1. While on his first presidential trip to England, Press Secretary Sarah Huckabee Sanders tweeted a picture of the President sitting in Winston Churchill’s chair. Thus keeping Trump’s streak alive of ruining furniture while abroad:
2. A plastic surgeon known as “Dr. Bumbum” or “Dr. Butt” on social media because of his buttock-enhancement operations was arrested on Thursday in Rio de Janeiro. Word of advice, while you’re in jail, maybe go by “Steve.”
4. When Queen Elizabeth met with the President last week, she was reportedly wearing a brooch given to her by President Trump. Even worse, she was also wearing a pair of underwear given to her by President Clinton.
5. The makers of Crocs announced a high-heel version of their shoe. That hard-to-believe story again, people willingly identified themselves as the makers of Crocs.
6. Ahead of this week’s Summit with Russia President Vladimir Putin, President Trump said he didn’t think there would be “a Perry Mason moment.” But, there’s a good chance they’ll be a Mr. Belvedere moment:
7. While undergoing treatment for brain cancer, Senator John McCain on Monday called President Trump’s meeting with Russian President Vladimir Putin in Helsinki “a tragic mistake” and a new low point for the United States.
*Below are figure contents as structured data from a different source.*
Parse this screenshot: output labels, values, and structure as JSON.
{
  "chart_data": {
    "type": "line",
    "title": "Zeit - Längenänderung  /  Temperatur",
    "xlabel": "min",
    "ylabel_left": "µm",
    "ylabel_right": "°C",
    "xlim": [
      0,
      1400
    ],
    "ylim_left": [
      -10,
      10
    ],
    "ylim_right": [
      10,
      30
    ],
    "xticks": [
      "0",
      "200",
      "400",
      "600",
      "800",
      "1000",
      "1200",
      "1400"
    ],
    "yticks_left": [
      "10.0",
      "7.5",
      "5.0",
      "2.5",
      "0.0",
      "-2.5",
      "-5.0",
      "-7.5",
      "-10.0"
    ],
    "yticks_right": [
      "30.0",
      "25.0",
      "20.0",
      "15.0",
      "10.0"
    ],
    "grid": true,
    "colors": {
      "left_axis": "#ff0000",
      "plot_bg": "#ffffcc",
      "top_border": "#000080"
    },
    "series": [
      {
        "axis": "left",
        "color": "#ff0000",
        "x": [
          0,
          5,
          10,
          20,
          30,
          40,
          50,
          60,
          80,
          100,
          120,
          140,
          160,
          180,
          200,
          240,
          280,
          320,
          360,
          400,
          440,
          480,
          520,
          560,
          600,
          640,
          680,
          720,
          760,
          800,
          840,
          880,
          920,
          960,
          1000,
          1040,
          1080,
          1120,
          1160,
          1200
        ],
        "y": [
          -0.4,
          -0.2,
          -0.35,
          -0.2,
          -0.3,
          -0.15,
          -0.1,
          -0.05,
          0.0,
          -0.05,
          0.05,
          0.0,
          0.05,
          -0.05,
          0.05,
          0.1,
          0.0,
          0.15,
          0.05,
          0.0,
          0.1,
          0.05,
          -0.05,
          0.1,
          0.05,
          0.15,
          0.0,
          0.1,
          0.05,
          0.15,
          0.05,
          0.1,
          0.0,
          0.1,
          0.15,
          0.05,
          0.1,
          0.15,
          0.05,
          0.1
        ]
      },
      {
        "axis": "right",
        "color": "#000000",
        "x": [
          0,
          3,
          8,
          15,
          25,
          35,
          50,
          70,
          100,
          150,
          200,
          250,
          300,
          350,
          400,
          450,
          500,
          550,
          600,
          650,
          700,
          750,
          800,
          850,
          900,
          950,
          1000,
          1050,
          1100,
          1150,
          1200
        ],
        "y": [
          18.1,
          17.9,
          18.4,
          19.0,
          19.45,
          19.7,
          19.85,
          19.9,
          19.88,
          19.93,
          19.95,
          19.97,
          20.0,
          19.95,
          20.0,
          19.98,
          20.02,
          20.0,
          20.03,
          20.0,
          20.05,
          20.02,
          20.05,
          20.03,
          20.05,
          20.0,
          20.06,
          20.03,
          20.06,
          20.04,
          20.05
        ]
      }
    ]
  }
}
That story again, a man with an obvious brain injury was insulted by John McCain.
10. On Monday, Russian President Vladimir Putin and President Trump had a one-on-one meeting that last over two hours. Which, if my math is correct, means Trump was able to tell Putin the story of his electoral college victory thirty-four times in a row.
11. Less than a month after “Saturday Night Live China,’ debuted in Beijing, episodes can no longer be seen on the platform that was hosting it. Even worse, SNL episodes featuring Rob Schneider can still be seen in the U.S.
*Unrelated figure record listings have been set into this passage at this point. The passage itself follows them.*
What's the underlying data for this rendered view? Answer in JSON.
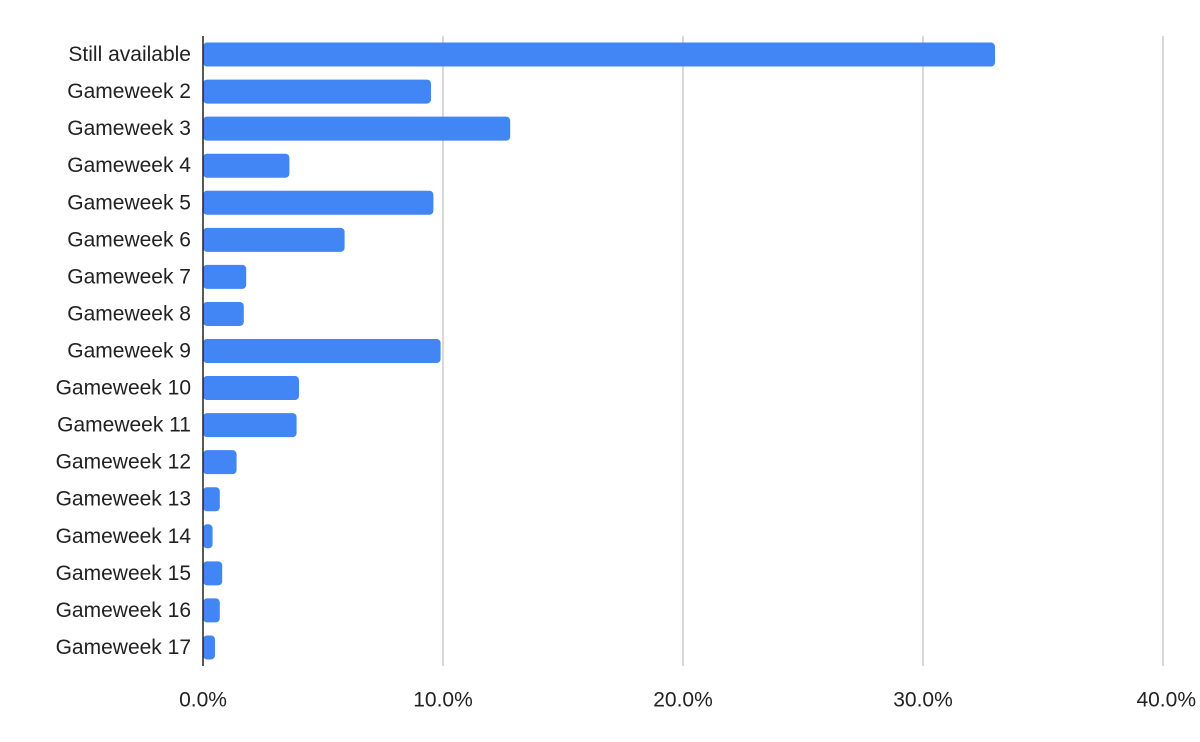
{
  "chart_data": {
    "type": "bar",
    "orientation": "horizontal",
    "title": "",
    "xlabel": "",
    "ylabel": "",
    "categories": [
      "Still available",
      "Gameweek 2",
      "Gameweek 3",
      "Gameweek 4",
      "Gameweek 5",
      "Gameweek 6",
      "Gameweek 7",
      "Gameweek 8",
      "Gameweek 9",
      "Gameweek 10",
      "Gameweek 11",
      "Gameweek 12",
      "Gameweek 13",
      "Gameweek 14",
      "Gameweek 15",
      "Gameweek 16",
      "Gameweek 17"
    ],
    "values": [
      33.0,
      9.5,
      12.8,
      3.6,
      9.6,
      5.9,
      1.8,
      1.7,
      9.9,
      4.0,
      3.9,
      1.4,
      0.7,
      0.4,
      0.8,
      0.7,
      0.5
    ],
    "xlim": [
      0,
      40
    ],
    "xticks": [
      0,
      10,
      20,
      30,
      40
    ],
    "xtick_labels": [
      "0.0%",
      "10.0%",
      "20.0%",
      "30.0%",
      "40.0%"
    ],
    "grid": true,
    "legend": "none",
    "bar_color": "#4285f4",
    "grid_color": "#cccccc",
    "axis_color": "#222222"
  }
}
12. A day after saying, “I don’t see any reason why it would be Russia”, in response to a question about election meddling, President Trump clarified his statement saying, “I said the word ‘would’ instead of ‘wouldn’t’.” He went on to say, “I also misspoke when I said the word ‘reason’ instead of ‘treason’.”
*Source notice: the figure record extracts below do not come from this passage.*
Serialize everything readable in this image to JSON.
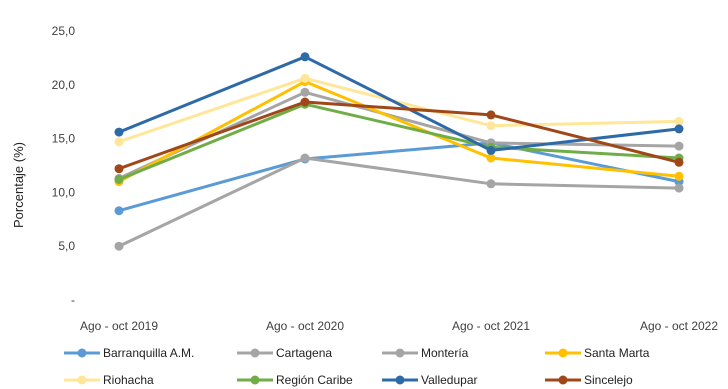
{
  "chart_data": {
    "type": "line",
    "title": "",
    "xlabel": "",
    "ylabel": "Porcentaje (%)",
    "categories": [
      "Ago - oct 2019",
      "Ago - oct 2020",
      "Ago - oct 2021",
      "Ago - oct 2022"
    ],
    "y_tick_labels": [
      "-",
      "5,0",
      "10,0",
      "15,0",
      "20,0",
      "25,0"
    ],
    "ylim": [
      0,
      25
    ],
    "grid": false,
    "legend_position": "bottom",
    "series": [
      {
        "name": "Barranquilla A.M.",
        "color": "#5b9bd5",
        "values": [
          8.3,
          13.1,
          14.6,
          11.0
        ]
      },
      {
        "name": "Cartagena",
        "color": "#a5a5a5",
        "values": [
          5.0,
          13.2,
          10.8,
          10.4
        ]
      },
      {
        "name": "Montería",
        "color": "#a5a5a5",
        "values": [
          11.3,
          19.3,
          14.6,
          14.3
        ]
      },
      {
        "name": "Santa Marta",
        "color": "#ffc000",
        "values": [
          11.0,
          20.3,
          13.2,
          11.5
        ]
      },
      {
        "name": "Riohacha",
        "color": "#ffe699",
        "values": [
          14.7,
          20.6,
          16.2,
          16.6
        ]
      },
      {
        "name": "Región Caribe",
        "color": "#70ad47",
        "values": [
          11.2,
          18.2,
          14.2,
          13.2
        ]
      },
      {
        "name": "Valledupar",
        "color": "#2e6aa8",
        "values": [
          15.6,
          22.6,
          13.9,
          15.9
        ]
      },
      {
        "name": "Sincelejo",
        "color": "#a0471a",
        "values": [
          12.2,
          18.4,
          17.2,
          12.8
        ]
      }
    ]
  }
}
13. Starting next month, people will be able to legally print 3-D guns at home. That means you will be able to log onto your computer, download a file, wirelessly connect to your printer and print a 3-D working gun, you know, just like the founding fathers intended.
14. According to a new study, the snorting sounds coming from a horse may signal contentment or pleasure. While snorting sounds coming from a human means Tim Allen is near by.
16. On Thursday, White House press secretary Sarah Sanders said “President Trump asked national security adviser John Bolton to invite President Putin to Washington in the fall.” And say what you will, but convincing him to come back to your place after just one date is pretty impressive.
17. John Schnatter, the recently disgraced founder of Papa Johns, said he regrets stepping down. “Now you know how we feel,” said every person after taking a bite of Papa Johns pizza.
18. Jeff Bezos’ rocket company plans to charge passengers $300,000 for its first trips into space next year. And despite the price tag, if you’re checking a bag, it’s still an extra $10.